Non-expert summaryWhen a steady shear flow passes over a long (2-D) cavity it sets up a circulation cell in the cavity, where the flow in the cavity is contained within the cavity (with a boundary called the separatrix) and mass transport into and out of the cavity is predominantly by diffusion. This is particularly true at small scales. The authors investigate numerically and experimentally two methods for enhancing mass transport from these 'cells' - by geometrically modifying the boundary driving the flow, and making the driving flow time-dependent. Both modifications destabilize one of the wall attachment points of the separatrix, allowing fluid exchange between the cavity and channel. The range of Reynolds and Reynolds-Strouhal numbers studied is 7.7 <= Re <= 46.5 and 0.52 <= ReSr <= 12,55 in the spatially dependent mode and 12 <= Re <= 93 and 0.26 <= ReSr <= 5.02 in the time-dependent mode. The transport is described theoretically via lobe dynamics, which characterizes the instability of the separatrix. They find that the resulting mass transfer between the cavity and the outer shear flow, through the distabilized separatrix is enhanced by several orders of magnitude compared to a diffusive mass transfer.
Non-expert summaryThe use of pressurised air to displace a viscoplastic liquid from a complex duct geometry is simulated using detailed numerical modelling. The transient displacement of Newtonian and viscoplastic liquids by air in cylindrical tubes of finite length with a concentric expansion followed by a contraction in their cross section is considered. The change in diameter is not sudden. Various expansion and contraction ratios are studied. Papanastasiou's formula is employed to regularize the discontinuous Bingham model. Results are presented for a range of fluid and geometrical parameters, and some cases are compared to analytical results.
Hydrodynamic systems for assessing surface fouling, soil adherence and cleaning in laboratory installations
Non-expert summaryThis is a short review presenting and comparing five apparatuses that are used in laboratory scale investigations of cleaning: the parallel plate flow cell, the impinging jet, the radial flow cell, the rotating disk and fluid dynamic gauging. These systems are of particular relevance to the study of surface fouling, surface cleaning or adhesion on solid surfaces in laboratory environment. The key features of their hydrodynamics, as well as their practical advantages and drawbacks, are discussed. Examples of applications fields are also listed. A useful introduction to these devices.

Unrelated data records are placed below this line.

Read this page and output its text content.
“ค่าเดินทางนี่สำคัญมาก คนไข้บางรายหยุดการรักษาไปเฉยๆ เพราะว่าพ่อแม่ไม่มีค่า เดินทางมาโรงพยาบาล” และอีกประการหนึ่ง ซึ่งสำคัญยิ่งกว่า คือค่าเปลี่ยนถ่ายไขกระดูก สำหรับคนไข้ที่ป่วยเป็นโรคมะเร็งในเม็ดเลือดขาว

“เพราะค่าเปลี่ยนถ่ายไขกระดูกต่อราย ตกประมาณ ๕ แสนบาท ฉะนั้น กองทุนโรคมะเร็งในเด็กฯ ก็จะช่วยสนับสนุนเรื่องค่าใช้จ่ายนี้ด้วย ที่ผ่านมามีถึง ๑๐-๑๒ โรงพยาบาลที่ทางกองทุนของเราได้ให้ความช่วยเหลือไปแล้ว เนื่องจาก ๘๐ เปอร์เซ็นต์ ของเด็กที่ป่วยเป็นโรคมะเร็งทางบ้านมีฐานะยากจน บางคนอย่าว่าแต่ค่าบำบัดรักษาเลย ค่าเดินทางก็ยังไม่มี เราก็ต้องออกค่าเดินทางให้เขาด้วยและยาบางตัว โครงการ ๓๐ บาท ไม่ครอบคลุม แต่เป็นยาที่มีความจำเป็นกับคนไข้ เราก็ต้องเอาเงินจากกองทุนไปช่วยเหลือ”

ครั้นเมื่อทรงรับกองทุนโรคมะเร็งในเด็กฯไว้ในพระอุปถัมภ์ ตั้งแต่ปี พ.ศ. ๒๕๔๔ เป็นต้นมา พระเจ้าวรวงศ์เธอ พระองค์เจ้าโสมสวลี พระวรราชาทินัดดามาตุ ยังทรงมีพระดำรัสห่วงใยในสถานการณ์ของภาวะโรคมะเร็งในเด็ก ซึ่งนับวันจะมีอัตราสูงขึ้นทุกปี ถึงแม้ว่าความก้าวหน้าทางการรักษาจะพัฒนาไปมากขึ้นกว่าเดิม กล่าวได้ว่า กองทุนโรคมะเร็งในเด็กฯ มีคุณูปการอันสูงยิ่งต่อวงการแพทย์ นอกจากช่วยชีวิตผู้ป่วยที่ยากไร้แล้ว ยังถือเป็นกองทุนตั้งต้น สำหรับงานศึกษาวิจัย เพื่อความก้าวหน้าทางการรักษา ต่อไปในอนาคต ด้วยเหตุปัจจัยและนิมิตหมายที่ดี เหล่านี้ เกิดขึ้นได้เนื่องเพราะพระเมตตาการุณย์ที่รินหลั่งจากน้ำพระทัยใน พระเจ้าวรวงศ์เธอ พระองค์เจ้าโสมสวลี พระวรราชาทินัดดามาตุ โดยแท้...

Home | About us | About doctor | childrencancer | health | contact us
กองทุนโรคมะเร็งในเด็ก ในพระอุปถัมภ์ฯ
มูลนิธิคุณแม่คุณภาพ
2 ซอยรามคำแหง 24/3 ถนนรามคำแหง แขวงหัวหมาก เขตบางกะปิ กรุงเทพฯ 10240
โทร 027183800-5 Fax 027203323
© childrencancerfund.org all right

Non-expert summaryAn important part of hygienic design is knowledge of the forces imposed on a surface by the flow of a process liquid, and whether those forces are large enough to remove any contaminants. This is a chiefly experimental study investigating the numbers of adhering Bacillus cereus spores before and after cleaning in place of part of a dairy processing line. Non-intrusive flow characterization, of local wall shear stress and velocity profiles, were measured using electrochemical and ultrasonic Doppler velocimetry techniques. The geometries studied inlcuded gradual asymmetric pipe contractions and pipe expansions and bends. The recirculation zone resulting from the flow detachment after the expansion resulted in a large number of adherent spores downstream of this geometrical change. Welding and gasket regions also retained spores, proving difficult to clean despite high-shear stress forces involved. The flow measurements are compared with some theory so the level of modelling is not high but the data sets present important cases for new investigations, e.g. using CFD methods.